Mosby coach Lawrence Day finds himself again in the dusty sanctuary of youth baseball. “Baseball is a passion for me,” he says. “I had to do three things growing up: go to church, go to school and play baseball.”Day, a crisis counselor at John Marshall High School, was working in the summer parks and recreational program in his old neighborhood in Battery Park when he was reassigned to the Mosby community center last August. Initially he dreaded the move. The project kids, most from broken homes, were supposed to be tougher to handle, less disciplined, uncoachable. He also knew the area was rich in athletic talent. Day played baseball in Richmond in the 1970s for a semipro team, the Washington Park Blue Sox, and played little league ball in Battery Park. He recalled how the teams in Church Hill were always amazingly athletic, how difficult it was to play at Lucks Field.
“To get to the championship, you had to go through Lucks Field,” Day recalls. “I knew there were some athletes here.”
When he received the green light to start a baseball program in the fall, Day worked the neighborhood passing out flyers, knocking on doors. It didn't take long for Day to change his tune. He remembers telling a parent, “Other teams might have more experience than us, but we are gonna win on discipline alone.” Other coaches marveled at how his players sat quietly on the bench, awaiting coach's orders, how they showed up early for practice. When they take the field, they sprint to their positions, facing the batter, knees bent, gloves nearly touching the ground. When they started playing their first games in the spring, parents, grandparents, brothers and sisters came out in droves, filling the aluminum bleachers on game nights. The owner of the market nearby sent him a double cheeseburger during a weekend game. Miss Rosa down the street brings him tea, and sometimes a slice of cake.

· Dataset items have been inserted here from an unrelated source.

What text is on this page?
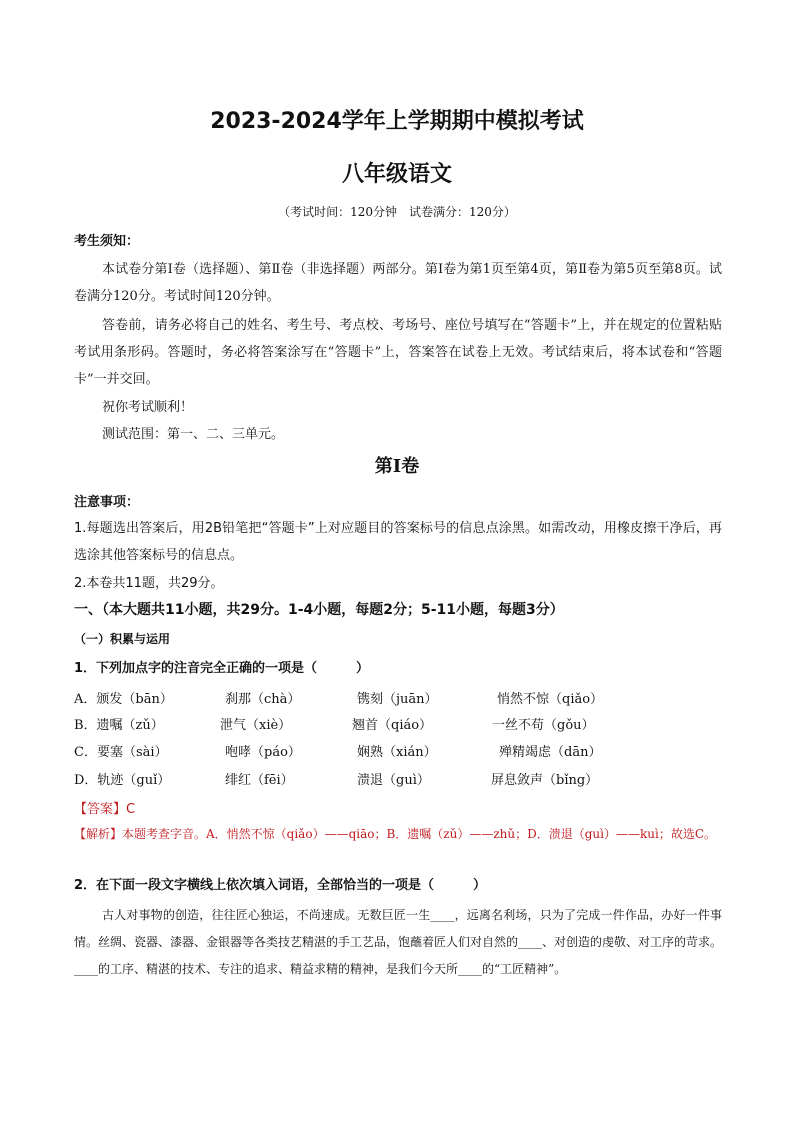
2023-2024学年上学期期中模拟考试
八年级语文
（考试时间：120分钟　试卷满分：120分）
考生须知：
本试卷分第Ⅰ卷（选择题）、第Ⅱ卷（非选择题）两部分。第Ⅰ卷为第1页至第4页，第Ⅱ卷为第5页至第8页。试卷满分120分。考试时间120分钟。
答卷前，请务必将自己的姓名、考生号、考点校、考场号、座位号填写在“答题卡”上，并在规定的位置粘贴考试用条形码。答题时，务必将答案涂写在“答题卡”上，答案答在试卷上无效。考试结束后，将本试卷和“答题卡”一并交回。
祝你考试顺利！
测试范围：第一、二、三单元。
第Ⅰ卷
注意事项：
1.每题选出答案后，用2B铅笔把“答题卡”上对应题目的答案标号的信息点涂黑。如需改动，用橡皮擦干净后，再选涂其他答案标号的信息点。
2.本卷共11题，共29分。
一、（本大题共11小题，共29分。1-4小题，每题2分；5-11小题，每题3分）
（一）积累与运用
1．下列加点字的注音完全正确的一项是（　　　）
A．颁发（bān）	刹那（chà）	镌刻（juān）	悄然不惊（qiǎo）
B．遗嘱（zǔ）	泄气（xiè）	翘首（qiáo）	一丝不苟（gǒu）
C．要塞（sài）	咆哮（páo）	娴熟（xián）	殚精竭虑（dān）
D．轨迹（guǐ）	绯红（fēi）	溃退（guì）	屏息敛声（bǐng）
【答案】C
【解析】本题考查字音。A．悄然不惊（qiǎo）——qiāo；B．遗嘱（zǔ）——zhǔ；D．溃退（guì）——kuì；故选C。
2．在下面一段文字横线上依次填入词语，全部恰当的一项是（　　　）
古人对事物的创造，往往匠心独运，不尚速成。无数巨匠一生____，远离名利场，只为了完成一件作品，办好一件事情。丝绸、瓷器、漆器、金银器等各类技艺精湛的手工艺品，饱蘸着匠人们对自然的____、对创造的虔敬、对工序的苛求。____的工序、精湛的技术、专注的追求、精益求精的精神，是我们今天所____的“工匠精神”。
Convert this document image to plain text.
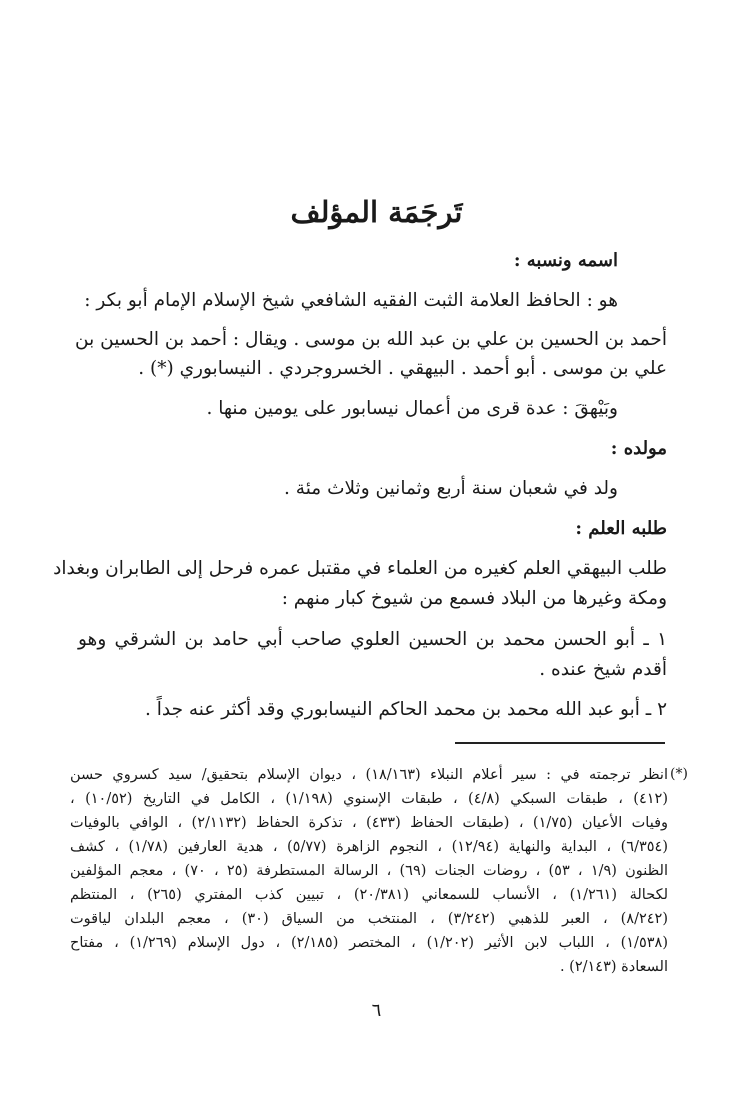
تَرجَمَة المؤلف
اسمه ونسبه :
هو : الحافظ العلامة الثبت الفقيه الشافعي شيخ الإسلام الإمام أبو بكر :
أحمد بن الحسين بن علي بن عبد الله بن موسى . ويقال : أحمد بن الحسين بن
علي بن موسى . أبو أحمد . البيهقي . الخسروجردي . النيسابوري (*) .
وبَيْهقَ : عدة قرى من أعمال نيسابور على يومين منها .
مولده :
ولد في شعبان سنة أربع وثمانين وثلاث مئة .
طلبه العلم :
طلب البيهقي العلم كغيره من العلماء في مقتبل عمره فرحل إلى الطابران وبغداد
ومكة وغيرها من البلاد فسمع من شيوخ كبار منهم :
١ ـ أبو الحسن محمد بن الحسين العلوي صاحب أبي حامد بن الشرقي وهو
أقدم شيخ عنده .
٢ ـ أبو عبد الله محمد بن محمد الحاكم النيسابوري وقد أكثر عنه جداً .
(*)
انظر ترجمته في : سير أعلام النبلاء (١٨/١٦٣) ، ديوان الإسلام بتحقيق/ سيد كسروي حسن
(٤١٢) ، طبقات السبكي (٤/٨) ، طبقات الإسنوي (١/١٩٨) ، الكامل في التاريخ (١٠/٥٢) ،
وفيات الأعيان (١/٧٥) ، (طبقات الحفاظ (٤٣٣) ، تذكرة الحفاظ (٢/١١٣٢) ، الوافي بالوفيات
(٦/٣٥٤) ، البداية والنهاية (١٢/٩٤) ، النجوم الزاهرة (٥/٧٧) ، هدية العارفين (١/٧٨) ، كشف
الظنون (١/٩ ، ٥٣) ، روضات الجنات (٦٩) ، الرسالة المستطرفة (٢٥ ، ٧٠) ، معجم المؤلفين
لكحالة (١/٢٦١) ، الأنساب للسمعاني (٢٠/٣٨١) ، تبيين كذب المفتري (٢٦٥) ، المنتظم
(٨/٢٤٢) ، العبر للذهبي (٣/٢٤٢) ، المنتخب من السياق (٣٠) ، معجم البلدان لياقوت
(١/٥٣٨) ، اللباب لابن الأثير (١/٢٠٢) ، المختصر (٢/١٨٥) ، دول الإسلام (١/٢٦٩) ، مفتاح
السعادة (٢/١٤٣) .
٦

Most players walk to Lucks Field where the team practices, at 20th and T streets, cutting through some of the city's toughest neighborhoods. “I have to walk around Fairfield to the gym” when it rains and practice moves indoors, says Terrell Hancock, a 10-year-old at George Mason Elementary School. “It's dangerous.” The lack of opportunity and the tempestuous lure of the streets perhaps explains why the boys are so eager to take the field, to absorb coach Day's direction, to return to baseball. All are polite and respectful, and offer on cue the message ingrained in them by their coaches.
“I'm playing baseball, staying out of the streets,” says Taejon Morris, 9. “Play baseball, do something with my life, stay out of the streets.”
Intensely focused, Keyante Wright awaits his turn at the plate.Larry Robinson, who last coached baseball at Mosby and Fairfield four years ago before being reassigned to run the baseball program in Westover Hills, says it's more difficult to convince kids today to play their father's game. “A lot of people got away from baseball. It's easier to get a basketball and play — there's a court anywhere,” he says. “A lot of people say because kids come from the projects, they won't do anything.”
Coach Day has showed everyone differently. He says the kids are easier to coach, and the parents are more responsive to his disciplined approach. He preaches the virtue of being on time, shoes tied, shirts tucked in, sitting on the bench while being quietly attentive. “A child is a child, but a man is a rarity,” Day says. Most of his players don't have male role models in their lives, and they respond to Day's paramilitary approach. On the North Side, he says, the children are spoiled; parents often get upset when the coaches offer strict dictums and admonishments for failing to listen. “Over here, you know what the parents say?” Day says, marveling. “Thank you.”
Beating the Hotchkiss Eagles 5-3 to take the title took about two hours. Chasing down their coach and dousing him with an ice-filled water cooler took a few seconds. Bringing baseball back to two of the city's largest housing projects, Fairfield and Mosby, took four years. But its impact on the community is just beginning. On the return trip back to Lucks Field after the game last week, neighbors sitting on their porches were waiting to hear the news. “Did y'all win?”
The Mosby Spartans, exiting the bus, hoisted the trophy. The boys' faces gleamed, Day recalls, but it also did something else. After years of working at Philip Morris, and working the rough hallways of John Marshall, Day found himself again. The 52-year-old recalls winning his first Little League title at the age of 10. He's found a purpose, a calling. “Baseball saves me again,” he says.
Antoine Bruce, Mosby's star pitcher, received the MVP trophy but was the victim of a force-out at home plate (below) during the game.
All the Mosby players adhere to Coach Day's mantra of discipline and toughness.
Keyante Wright, Eddie Pressley, Antoine Bruce and Corey Baker wait in the dugout early in the game.
Joseph Evans cheers on his nephews, Terrell “Dex” Hancock and Jerrell “Speedy” Hancock, during the championship game at Hotchkiss last week. He says baseball is in the boys' blood, whether or not they know it.
Mosby's team mom, Patricia Mealey, keeps a stern watch over the team spirit, offering occasional pep talks and organizing team trips. “I go everywhere they go,” she says.
The Spartans manage to take a 5-3 lead in the fifth inning and go on to beat the Hotchkiss Eagles. Afterward, the boys give Coach Day the customary Gatorade bath.